中央新幹線阿島北高架橋ほか新設工事に対する環境保全の見地からの意見
8月9日に公表された「中央新幹線阿島北高架橋ほか新設工事における環境保全について」では、壬生沢川を渡る部分の橋脚の基礎工事の1カ所でニューマチック・ケーソン工法が採用するとしています。しかし、ケーソン工事で現場で発生する残土をどうするのか、中詰め材に何をつかうのかという点について、なにも書いていません。これは問題です。
2022年10月に公表された県内中間駅の工事についての「中央新幹線長野県駅(仮称)新設工事における環境保全について」では、土曽川を渡る部分の橋脚の基礎工事の3カ所でニューマチック・ケーソン工法を採用するとしていました。
2022年10月のこの保全計画書では、土曽川のケーソン工事については、現場で発生する残土は、ケーソン内部の空洞部分の中詰め材に使うと説明していました。
今年2月28日の地元の説明会で、JR東海は、中詰め材に現場の発生土ではなく、大鹿村内の仮置き場に保管している要対策土を用いると説明、住民から懸念の声がありました。住民有志は約6千5百筆の署名を集め、7月10日に、署名用紙とともに、JR東海と飯田市に要対策土の使用を中止することを求めました。8月20日には長野県に対しても使用中止を求めました。
9月13日にJR東海は、「中央新幹線長野県駅(仮称)新設工事における環境保全について」の修正版を公表しました。その中で、「中詰め土には長野県内のトンネル掘削による発生土の内、要対策土を約5000㎥(締固め)活用する」としています。
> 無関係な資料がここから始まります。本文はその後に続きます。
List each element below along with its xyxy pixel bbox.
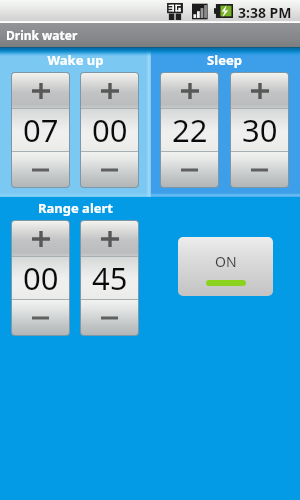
staticText: Wake up [11,51,140,69]
button[interactable]: Increment [12,73,69,108]
staticText: Range alert [11,199,140,217]
staticText: 45 [92,257,128,299]
staticText: 00 [23,257,59,299]
staticText: Sleep [160,51,289,69]
button[interactable]: Decrement [12,152,69,187]
staticText: 07 [23,109,59,151]
staticText: 3:38 PM [238,3,292,22]
button[interactable]: Increment [231,73,288,108]
button[interactable]: Decrement [81,152,138,187]
staticText: ON [215,252,237,271]
button[interactable]: Decrement [81,300,138,335]
button[interactable]: ON [178,237,273,296]
staticText: 30 [242,109,278,151]
button[interactable]: Decrement [12,300,69,335]
button[interactable]: Increment [81,73,138,108]
button[interactable]: Increment [81,221,138,256]
staticText: 00 [92,109,128,151]
button[interactable]: Increment [12,221,69,256]
staticText: 22 [172,109,208,151]
button[interactable]: Increment [161,73,218,108]
button[interactable]: Decrement [161,152,218,187]
button[interactable]: Decrement [231,152,288,187]
staticText: Drink water [6,27,78,43]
要対策土の活用先、処分先がなかなかないということは以前から分かっていたと思われます。たとえば、2022年12月21日のリニア関係市町村長とJR東海の意見交換会で、JR東海の宇野護副社長は、「要対策土について、自社用地での活用を当然考えているが、長野県内の自社用地での活用には限りがあるため、公共事業などでの活用も含め、最終的な活用先の斡旋をお願いしたい。」と発言していました。また、大鹿村の残土仮置き場内で要対策土を活用の試験施工は2023年1月ころから準備にとりかかったはずです。
6月30日に行われた豊丘村伴野地区を対象とした「阿島北高架橋ほか新設工事」についての住民説明会では、住民から中詰めに要対策土を使うのではないのかという質問があって、JR東海は、今のところ考えていないと答えていました。
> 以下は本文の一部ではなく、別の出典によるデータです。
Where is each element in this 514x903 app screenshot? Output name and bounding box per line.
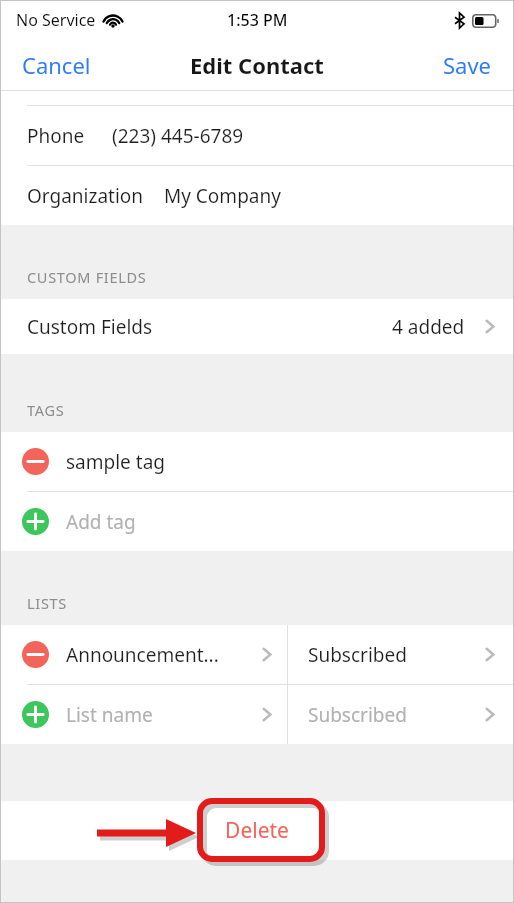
staticText: Edit Contact (190, 50, 324, 80)
staticText: Cancel (22, 50, 91, 80)
button[interactable]: List name (0, 685, 287, 744)
button[interactable]: Delete (0, 801, 514, 860)
button[interactable]: Cancel (0, 40, 113, 90)
staticText: 4 added (392, 314, 465, 340)
button[interactable]: Phone (0, 106, 514, 165)
staticText: Subscribed (308, 642, 407, 668)
staticText: 1:53 PM (227, 9, 288, 31)
button[interactable]: Add tag (0, 492, 514, 551)
button[interactable]: Announcement... (0, 625, 287, 684)
staticText: TAGS (27, 400, 65, 420)
staticText: sample tag (66, 449, 165, 475)
staticText: My Company (164, 183, 281, 209)
button[interactable]: Save (421, 40, 514, 90)
staticText: Announcement... (66, 642, 219, 668)
staticText: CUSTOM FIELDS (27, 267, 147, 287)
staticText: No Service (16, 9, 96, 31)
button[interactable]: sample tag (0, 432, 514, 491)
staticText: Add tag (66, 509, 136, 535)
staticText: Phone (27, 123, 85, 149)
staticText: Save (443, 50, 492, 80)
staticText: List name (66, 702, 153, 728)
button[interactable]: Subscribed (288, 685, 514, 744)
button[interactable]: Custom Fields (0, 299, 514, 354)
staticText: LISTS (27, 593, 67, 613)
staticText: Custom Fields (27, 314, 153, 340)
button[interactable]: Subscribed (288, 625, 514, 684)
staticText: Organization (27, 183, 144, 209)
staticText: (223) 445-6789 (112, 123, 244, 149)
staticText: Delete (225, 816, 289, 845)
staticText: Subscribed (308, 702, 407, 728)
button[interactable]: Organization (0, 166, 514, 225)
8月9日に公表された「中央新幹線阿島北高架橋ほか新設工事における環境保全について」のは、ケーソン工事について、現場の発生土をどうするのか、中詰め材に何をつかうのかという点について、なにも書いていません。時間の経過を考えるなら、「中央新幹線阿島北高架橋ほか新設工事における環境保全について」において、ケーソン工事で、現場の発生土の処分と、中詰め材に何を使うのか=要対策土を使うのかどうかについて、記述があって当然と思います。
「中央新幹線阿島北高架橋ほか新設工事」でのケーソン工事について、先行する土曽川橋りょうのケーソン工事についての計画の変更と、住民と批判についての反省とか反映がまったくないといえます。駅部についても高架部についても、工事認可前の環境影響評価で対象とすることができなかったので、今になって、環境調査や保全計画を出すわけです。時間の猶予は十分だったはずです。
今後、土曽川橋りょうの場合と同様に、「中央新幹線阿島北高架橋ほか新設工事における環境保全について」に修正を加えて、公表するつもりなのでしょう。このような進め方では、工事の完了は遅れるばかりです。リニア工事の沿線住民の生活環境への影響はいつまで続くのかわかりません。こんなことを繰り返すなら、JR東海は、リニアの工事はさっさと中止をして、後片付けを真剣に考えるべきだといえます。